L'amendement n° 368 de M. Belhamiti après l'article 12 du projet de loi visant à donner à la douane les moyens de faire face aux nouvelles menaces (première lecture).
ADOPTÉRésultat du vote
Les députés ont adopté le 21 juin 2023 l'amendement n° 368 de M. Belhamiti après l'article 12 du projet de loi visant à donner à la douane les moyens de faire face aux nouvelles menaces (première lecture).
Au total, 102 députés ont pris part au vote : 89 % ont voté en faveur, 0 % ont voté contre, et 11 % se sont abstenus.
Infos
| Date | 21 juin 2023 | |
| Type de vote | Amendement | |
| Dossier | Donner à la douane les moyens de faire face aux nouvelles menaces |
Résumé de l'amendement
Cet amendement vise à permettre à la justice de mener des enquêtes plus poussées pendant 96 heures maximum pour lutter contre la criminalité organisée en matière douanière. Les méthodes utilisées par ces groupes sont similaires à celles du trafic de stupéfiants, ce qui rend difficile leur identification et leur démantèlement. Le Conseil constitutionnel avait déjà considéré que ces faits étaient suffisamment graves et complexes pour justifier l'utilisation de techniques spéciales d'enquête.
Ce texte est un résumé de l'exposé des motifs rédigé par l'auteur de l'amendement.
La position des groupes
Les votes des députés et des groupes
Exposé des motifs de l'amendement
L'objectif d'un amendement est de modifier ou d'ajouter une mesure d'un projet ou d'une proposition de loi. Le ou les députés qui rédigent l'amendement écrivent également un exposé des motifs.
Les diagnostics de délinquance sont unanimes sur le développement sans précédent d'une criminalité organisée en matière douanière portant gravement atteinte à la sécurité publique, à la santé publique et aux finances publiques.

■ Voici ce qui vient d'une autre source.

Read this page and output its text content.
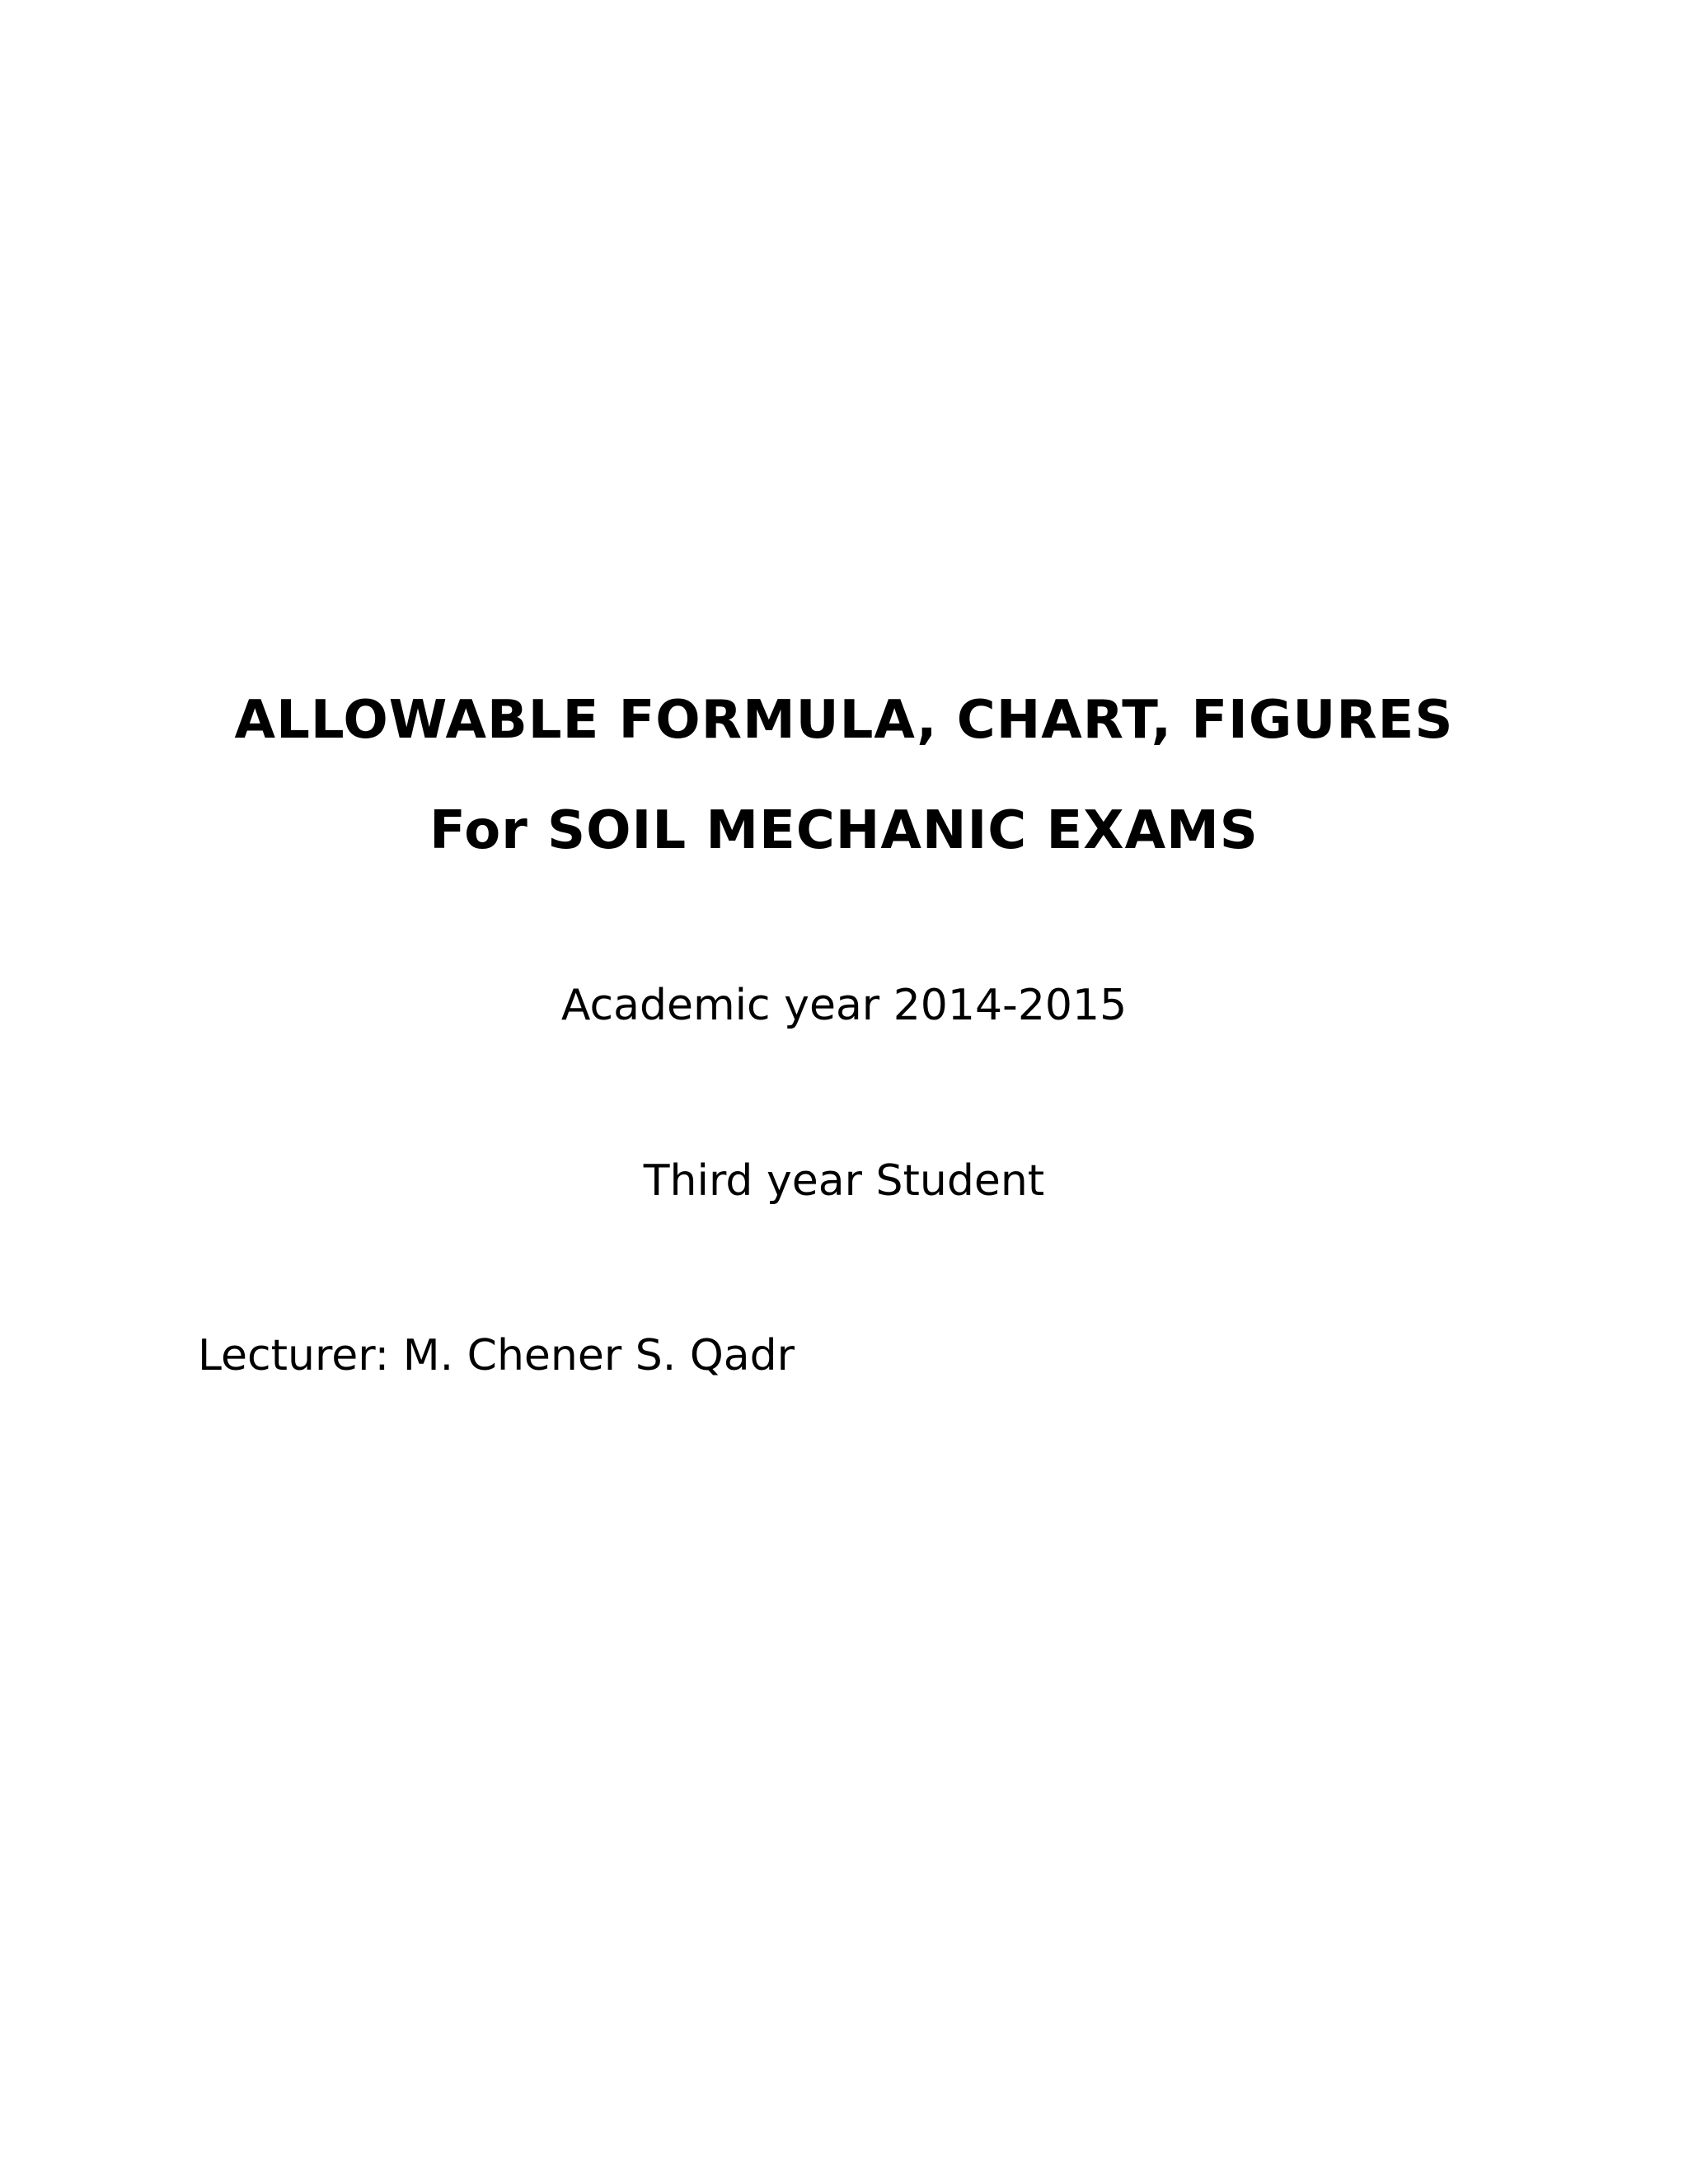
ALLOWABLE FORMULA, CHART, FIGURES
For SOIL MECHANIC EXAMS
Academic year 2014-2015
Third year Student
Lecturer: M. Chener S. Qadr
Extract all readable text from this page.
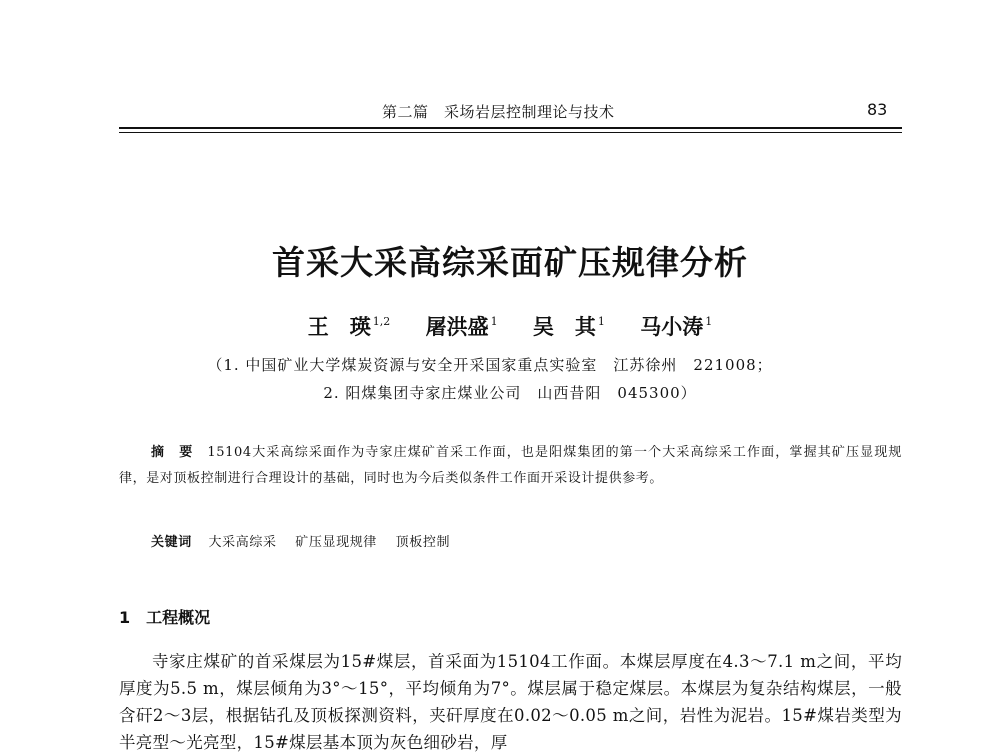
第二篇　采场岩层控制理论与技术	83
首采大采高综采面矿压规律分析
王　瑛 $^{1,2}$ 屠洪盛 $^1$ 吴　其 $^1$ 马小涛 $^1$
（1. 中国矿业大学煤炭资源与安全开采国家重点实验室　江苏徐州　221008；
2. 阳煤集团寺家庄煤业公司　山西昔阳　045300）
摘　要 15104大采高综采面作为寺家庄煤矿首采工作面，也是阳煤集团的第一个大采高综采工作面，掌握其矿压显现规律，是对顶板控制进行合理设计的基础，同时也为今后类似条件工作面开采设计提供参考。
关键词 大采高综采 矿压显现规律 顶板控制
1 工程概况
寺家庄煤矿的首采煤层为15#煤层，首采面为15104工作面。本煤层厚度在4.3～7.1 m之间，平均厚度为5.5 m，煤层倾角为3°～15°，平均倾角为7°。煤层属于稳定煤层。本煤层为复杂结构煤层，一般含矸2～3层，根据钻孔及顶板探测资料，夹矸厚度在0.02～0.05 m之间，岩性为泥岩。15#煤岩类型为半亮型～光亮型，15#煤层基本顶为灰色细砂岩，厚
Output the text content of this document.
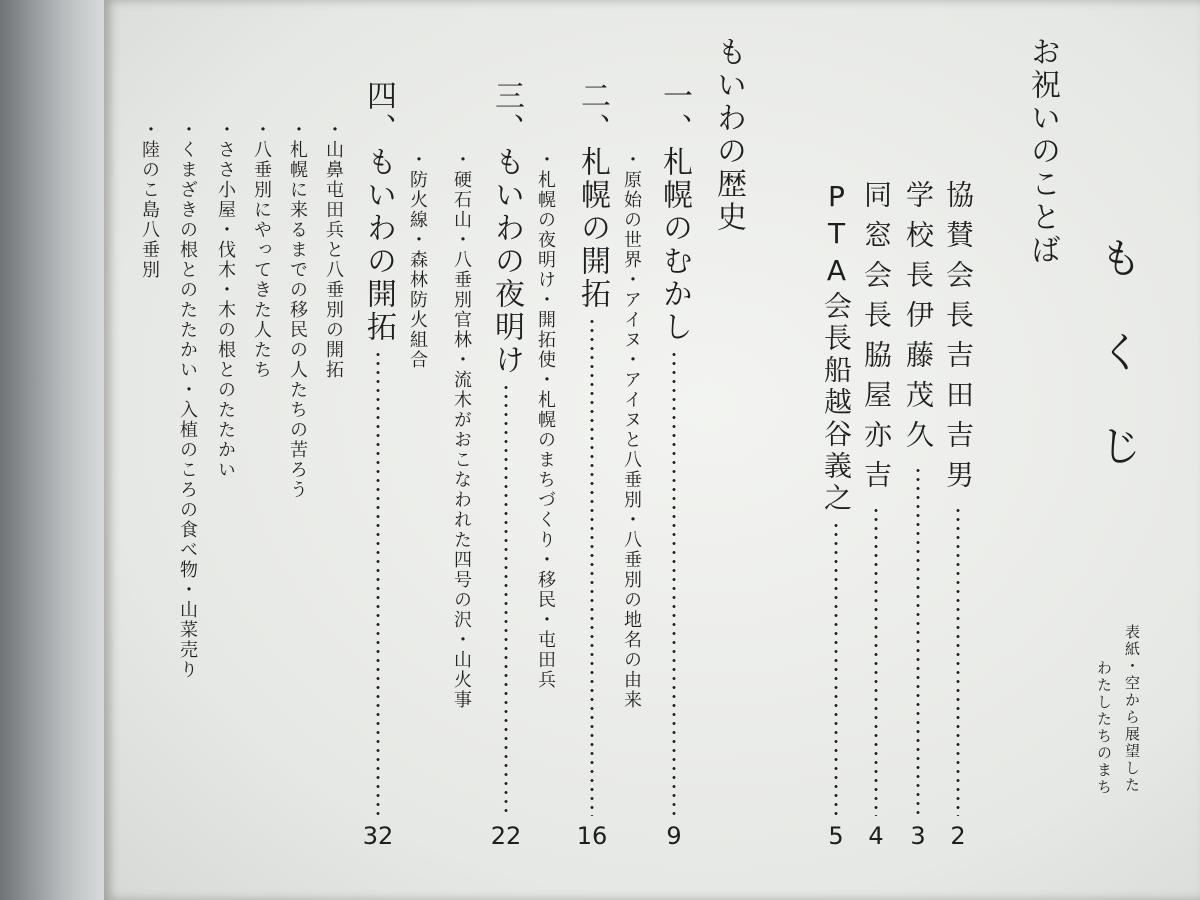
もくじ

表紙・空から展望した

わたしたちのまち

お祝いのことば

協賛会長吉田吉男
2
学校長伊藤茂久
3
同窓会長脇屋亦吉
4
PTA会長船越谷義之
5

もいわの歴史

一、札幌のむかし
9

・原始の世界・アイヌ・アイヌと八垂別・八垂別の地名の由来

二、札幌の開拓
16

・札幌の夜明け・開拓使・札幌のまちづくり・移民・屯田兵

三、もいわの夜明け
22

・硬石山・八垂別官林・流木がおこなわれた四号の沢・山火事

・防火線・森林防火組合

四、もいわの開拓
32

・山鼻屯田兵と八垂別の開拓

・札幌に来るまでの移民の人たちの苦ろう

・八垂別にやってきた人たち

・ささ小屋・伐木・木の根とのたたかい

・くまざきの根とのたたかい・入植のころの食べ物・山菜売り

・陸のこ島八垂別
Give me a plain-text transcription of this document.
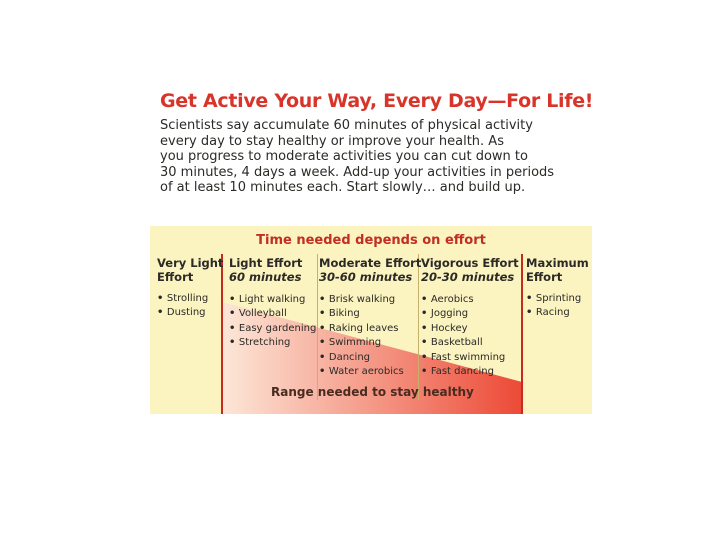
Get Active Your Way, Every Day—For Life!
Scientists say accumulate 60 minutes of physical activity
every day to stay healthy or improve your health. As
you progress to moderate activities you can cut down to
30 minutes, 4 days a week. Add-up your activities in periods
of at least 10 minutes each. Start slowly… and build up.
Time needed depends on effort
Very Light
Effort
• Strolling
• Dusting
Light Effort
60 minutes
• Light walking
• Volleyball
• Easy gardening
• Stretching
Moderate Effort
30-60 minutes
• Brisk walking
• Biking
• Raking leaves
• Swimming
• Dancing
• Water aerobics
Vigorous Effort
20-30 minutes
• Aerobics
• Jogging
• Hockey
• Basketball
• Fast swimming
• Fast dancing
Maximum
Effort
• Sprinting
• Racing
Range needed to stay healthy
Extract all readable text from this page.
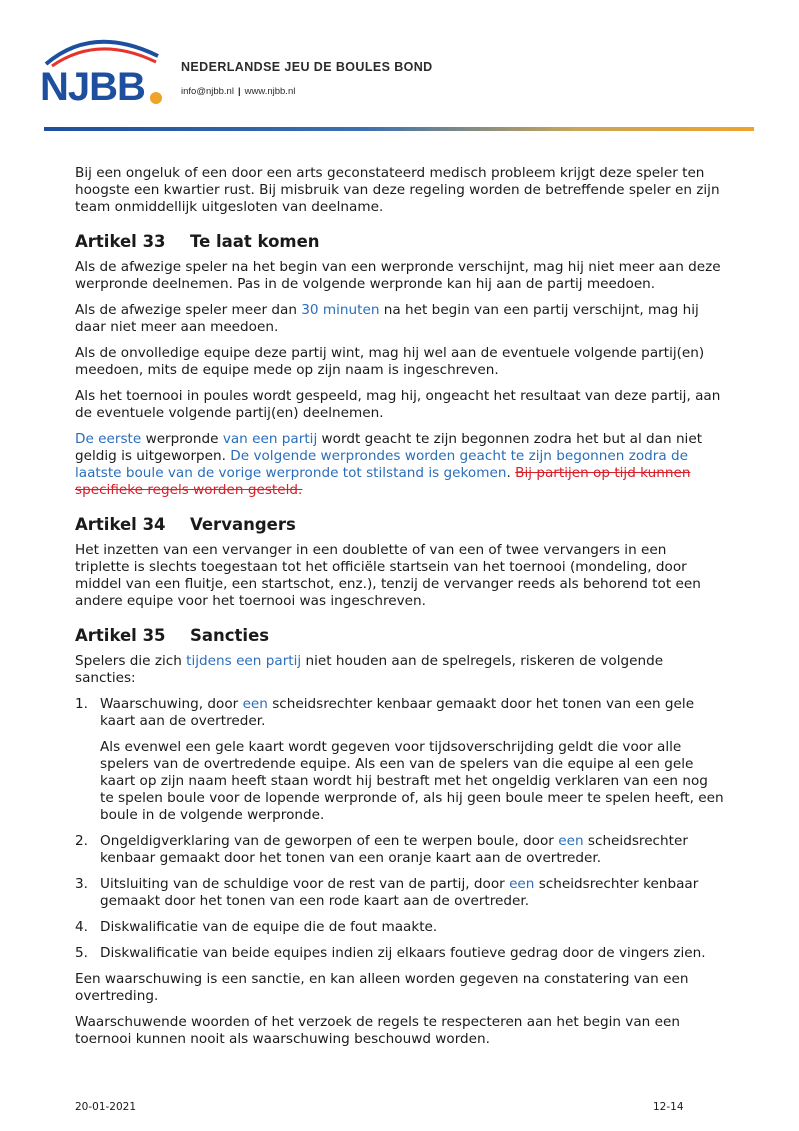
NJBB	NEDERLANDSE JEU DE BOULES BOND
info@njbb.nl | www.njbb.nl

Bij een ongeluk of een door een arts geconstateerd medisch probleem krijgt deze speler ten hoogste een kwartier rust. Bij misbruik van deze regeling worden de betreffende speler en zijn team onmiddellijk uitgesloten van deelname.

Artikel 33 Te laat komen

Als de afwezige speler na het begin van een werpronde verschijnt, mag hij niet meer aan deze werpronde deelnemen. Pas in de volgende werpronde kan hij aan de partij meedoen.

Als de afwezige speler meer dan 30 minuten na het begin van een partij verschijnt, mag hij daar niet meer aan meedoen.

Als de onvolledige equipe deze partij wint, mag hij wel aan de eventuele volgende partij(en) meedoen, mits de equipe mede op zijn naam is ingeschreven.

Als het toernooi in poules wordt gespeeld, mag hij, ongeacht het resultaat van deze partij, aan de eventuele volgende partij(en) deelnemen.

De eerste werpronde van een partij wordt geacht te zijn begonnen zodra het but al dan niet geldig is uitgeworpen. De volgende werprondes worden geacht te zijn begonnen zodra de laatste boule van de vorige werpronde tot stilstand is gekomen. Bij partijen op tijd kunnen specifieke regels worden gesteld.

Artikel 34 Vervangers

Het inzetten van een vervanger in een doublette of van een of twee vervangers in een triplette is slechts toegestaan tot het officiële startsein van het toernooi (mondeling, door middel van een fluitje, een startschot, enz.), tenzij de vervanger reeds als behorend tot een andere equipe voor het toernooi was ingeschreven.

Artikel 35 Sancties

Spelers die zich tijdens een partij niet houden aan de spelregels, riskeren de volgende sancties:

1. Waarschuwing, door een scheidsrechter kenbaar gemaakt door het tonen van een gele kaart aan de overtreder.

Als evenwel een gele kaart wordt gegeven voor tijdsoverschrijding geldt die voor alle spelers van de overtredende equipe. Als een van de spelers van die equipe al een gele kaart op zijn naam heeft staan wordt hij bestraft met het ongeldig verklaren van een nog te spelen boule voor de lopende werpronde of, als hij geen boule meer te spelen heeft, een boule in de volgende werpronde.

2. Ongeldigverklaring van de geworpen of een te werpen boule, door een scheidsrechter kenbaar gemaakt door het tonen van een oranje kaart aan de overtreder.
3. Uitsluiting van de schuldige voor de rest van de partij, door een scheidsrechter kenbaar gemaakt door het tonen van een rode kaart aan de overtreder.
4. Diskwalificatie van de equipe die de fout maakte.
5. Diskwalificatie van beide equipes indien zij elkaars foutieve gedrag door de vingers zien.

Een waarschuwing is een sanctie, en kan alleen worden gegeven na constatering van een overtreding.

Waarschuwende woorden of het verzoek de regels te respecteren aan het begin van een toernooi kunnen nooit als waarschuwing beschouwd worden.

20-01-2021	12-14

L’identification, la connaissance et le démantèlement de ces groupements ou réseaux structurés posent des problèmes complexes à la justice, car les méthodes utilisées sont les mêmes qu'en matière de trafic de stupéfiants : convois avec véhicule ouvreur, changements fréquents de téléphones, recours à des menaces et extorsions pour régler les dettes.
La multiplicité des intervenants et la complexité des faits rend nécessaire la possibilité de pouvoir mener des investigations pendant 96 heures au maximum, en gardant les personnes mises en cause à la disposition des enquêteurs, le tout sous contrôle judiciaire.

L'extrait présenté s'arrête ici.